Several universities and other labs are testing green technologies on site, but CERN’s offer is unique given the size of its campus, the technical skill of its staff, the range of technologies developed on site, and its collaborative culture.

City scales

Its complex outside Geneva is like a city, with 667 buildings, 54 kilometres of road, 3,600 staff and 12,500 visiting scientists and engineers requiring several thousand vehicle movements a day into, out of and around the campus. And like a city, it shares many of the same energy, efficiency and waste problems. As a result, it began developing the Green Village idea in 2021, and has been working since then to get all the legal and technical details sorted out.

Its first Green Village project, recently approved, will be a three-year effort led by South Africa’s University of Witwatersrand, a collaborator in the ATLAS experiment at its primary accelerator system, to test out new a new, low-cost air-quality monitoring system – based partly on technology ATLAS already uses to register its underground particle collisions. Separately, CERN partners in its EU-funded ATTRACT deep-tech project are testing out 3D-printed “smart pipes” to monitor water quality, and drone systems to monitor air pollution.

To qualify for CERN’s Green Village testing, an idea has to be fairly well along in development – so-called Technology Readiness Levels 4 to 6, beyond proof of concept and requiring a demonstration in a real-world setting. The idea has to be focused on sustainability, whether in waste management, biodiversity in landscaping, “smart energy”, green mobility, urban analytics, environmental monitoring or office-space management, to name but a few of the CERN site’s challenges. It should also be feasible in a “reasonable timescale” in a city-like environment, focus on research collaboration rather than procurement, and comply with CERN’s internal health, safety, environmental and site access rules.

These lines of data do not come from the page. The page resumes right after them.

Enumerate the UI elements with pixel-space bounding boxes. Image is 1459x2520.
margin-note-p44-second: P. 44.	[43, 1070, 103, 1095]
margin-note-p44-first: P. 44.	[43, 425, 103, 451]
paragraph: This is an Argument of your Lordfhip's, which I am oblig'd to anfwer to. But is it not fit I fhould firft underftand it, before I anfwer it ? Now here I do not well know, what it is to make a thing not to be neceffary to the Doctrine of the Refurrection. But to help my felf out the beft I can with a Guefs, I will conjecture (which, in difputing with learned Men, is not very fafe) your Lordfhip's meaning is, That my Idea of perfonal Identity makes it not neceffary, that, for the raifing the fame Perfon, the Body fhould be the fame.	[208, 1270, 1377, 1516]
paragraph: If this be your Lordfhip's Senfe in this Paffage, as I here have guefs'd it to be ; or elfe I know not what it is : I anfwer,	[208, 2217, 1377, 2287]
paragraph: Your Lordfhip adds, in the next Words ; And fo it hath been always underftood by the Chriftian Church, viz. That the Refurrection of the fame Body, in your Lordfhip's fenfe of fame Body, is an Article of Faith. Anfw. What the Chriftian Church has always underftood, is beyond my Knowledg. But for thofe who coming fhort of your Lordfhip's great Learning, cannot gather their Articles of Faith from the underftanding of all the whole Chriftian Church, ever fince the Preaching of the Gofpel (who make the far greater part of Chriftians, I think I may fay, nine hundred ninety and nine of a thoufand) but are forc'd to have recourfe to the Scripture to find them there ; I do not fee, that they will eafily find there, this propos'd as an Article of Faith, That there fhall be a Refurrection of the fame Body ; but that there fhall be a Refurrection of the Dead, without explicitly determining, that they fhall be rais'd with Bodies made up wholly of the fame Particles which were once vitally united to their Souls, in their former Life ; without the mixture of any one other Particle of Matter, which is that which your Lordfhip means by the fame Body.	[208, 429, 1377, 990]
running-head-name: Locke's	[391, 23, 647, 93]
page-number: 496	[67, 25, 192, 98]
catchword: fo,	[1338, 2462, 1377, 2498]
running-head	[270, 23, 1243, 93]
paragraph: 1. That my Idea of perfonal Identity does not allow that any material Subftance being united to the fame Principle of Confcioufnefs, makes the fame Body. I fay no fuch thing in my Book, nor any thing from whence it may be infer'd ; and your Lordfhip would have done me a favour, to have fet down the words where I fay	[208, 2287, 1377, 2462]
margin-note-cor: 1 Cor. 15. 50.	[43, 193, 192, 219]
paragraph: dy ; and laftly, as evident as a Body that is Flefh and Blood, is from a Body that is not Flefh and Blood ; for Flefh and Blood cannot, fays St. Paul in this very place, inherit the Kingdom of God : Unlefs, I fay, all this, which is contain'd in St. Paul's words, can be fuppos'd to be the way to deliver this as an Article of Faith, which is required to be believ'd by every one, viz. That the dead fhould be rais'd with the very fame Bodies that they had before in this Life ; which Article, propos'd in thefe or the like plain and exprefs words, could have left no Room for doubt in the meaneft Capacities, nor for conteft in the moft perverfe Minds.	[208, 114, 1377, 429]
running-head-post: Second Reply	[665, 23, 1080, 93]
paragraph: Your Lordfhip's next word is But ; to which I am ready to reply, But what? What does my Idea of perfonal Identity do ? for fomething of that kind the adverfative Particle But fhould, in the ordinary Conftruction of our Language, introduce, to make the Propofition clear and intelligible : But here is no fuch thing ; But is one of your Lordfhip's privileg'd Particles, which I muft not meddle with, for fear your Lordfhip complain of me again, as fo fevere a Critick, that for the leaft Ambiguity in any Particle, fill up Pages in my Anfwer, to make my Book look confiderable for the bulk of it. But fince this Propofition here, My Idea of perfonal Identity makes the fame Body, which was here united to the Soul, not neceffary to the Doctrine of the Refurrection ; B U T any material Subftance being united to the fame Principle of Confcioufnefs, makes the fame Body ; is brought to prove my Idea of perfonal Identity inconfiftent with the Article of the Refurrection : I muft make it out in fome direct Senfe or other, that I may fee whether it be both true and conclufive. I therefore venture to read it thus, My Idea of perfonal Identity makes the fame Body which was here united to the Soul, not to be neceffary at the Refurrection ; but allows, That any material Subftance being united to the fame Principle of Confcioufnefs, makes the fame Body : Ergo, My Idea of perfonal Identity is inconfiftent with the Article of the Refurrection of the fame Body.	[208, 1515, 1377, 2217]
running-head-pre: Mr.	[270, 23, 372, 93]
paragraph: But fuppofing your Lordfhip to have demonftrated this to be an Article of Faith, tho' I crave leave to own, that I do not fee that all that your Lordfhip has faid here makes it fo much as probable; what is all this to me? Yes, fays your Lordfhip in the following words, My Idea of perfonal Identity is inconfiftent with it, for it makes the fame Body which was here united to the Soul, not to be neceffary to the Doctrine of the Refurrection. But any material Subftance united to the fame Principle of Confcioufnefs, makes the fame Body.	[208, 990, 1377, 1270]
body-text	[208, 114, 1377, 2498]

And then there’s money. For an idea like this to work, Capeans said, “you need the people, you need the infrastructure – but you also need the funding.” CERN and partner-organisations are seeking EU funding for the idea, and it welcomes research groups that have already won EU awards to test their ideas at the CERN campus. It is also open, Capeans said, to “dynamic collaborations with specific companies or other ecosystems.”

“We do the science, but we also work very, very closely with industry to develop the technologies we need to do science,” she said. “We can be seen as a lab for fundamental science, but also a very powerful research infrastructure developing breakthrough technology.”